In 1980, Americans spent 63 percent of national income (gross domestic product) on consumer goods and services. For the past five years, consumer spending equaled 70 percent of GDP.
In 2007, household debt (including mortgages) totaled $14.4 trillion, or 139 percent of personal disposable income. As recently as 2000, those figures were $7.4 trillion and 103 percent of income.
He cites a host of reasons for the perceived end of this disturbing consumption period, including the bursting of the stock and real estate bubbles, a population that is aging out of their spending years, and a tightening of credit.

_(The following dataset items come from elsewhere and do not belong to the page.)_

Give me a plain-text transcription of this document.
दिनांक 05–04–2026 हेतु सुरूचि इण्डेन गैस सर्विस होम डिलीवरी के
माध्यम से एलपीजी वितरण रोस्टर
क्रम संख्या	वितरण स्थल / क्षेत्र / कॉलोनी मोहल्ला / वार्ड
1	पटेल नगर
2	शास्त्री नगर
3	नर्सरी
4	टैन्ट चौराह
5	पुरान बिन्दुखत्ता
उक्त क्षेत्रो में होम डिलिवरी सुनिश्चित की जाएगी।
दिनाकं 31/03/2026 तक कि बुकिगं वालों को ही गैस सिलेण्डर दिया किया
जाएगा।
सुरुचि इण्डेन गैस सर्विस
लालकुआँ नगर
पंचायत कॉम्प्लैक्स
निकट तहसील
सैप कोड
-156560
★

Samuelson predicts that the end of the "debt-driven consumption boom" will be an extended period of lackluster growth and job creation. I am not an economist, but I say, good riddance to the debt-driven consumption boom. The measure of our success as individuals and as a country has to be more than how much stuff we have and how far we can leverage ourselves to have it. Instead of replacing this consumption boom with nothing, let's replace it with growing more localized, regional economies. If we succeed, there will be more local jobs, not less. We might not get stuff as cheaply, since Americans expect (and all people deserve) higher pay than workers in China, where most of our goods are currently made; but perhaps our growth as a nation will be of a different order: growth in self-reliance, growth in community, and growth in sustainability.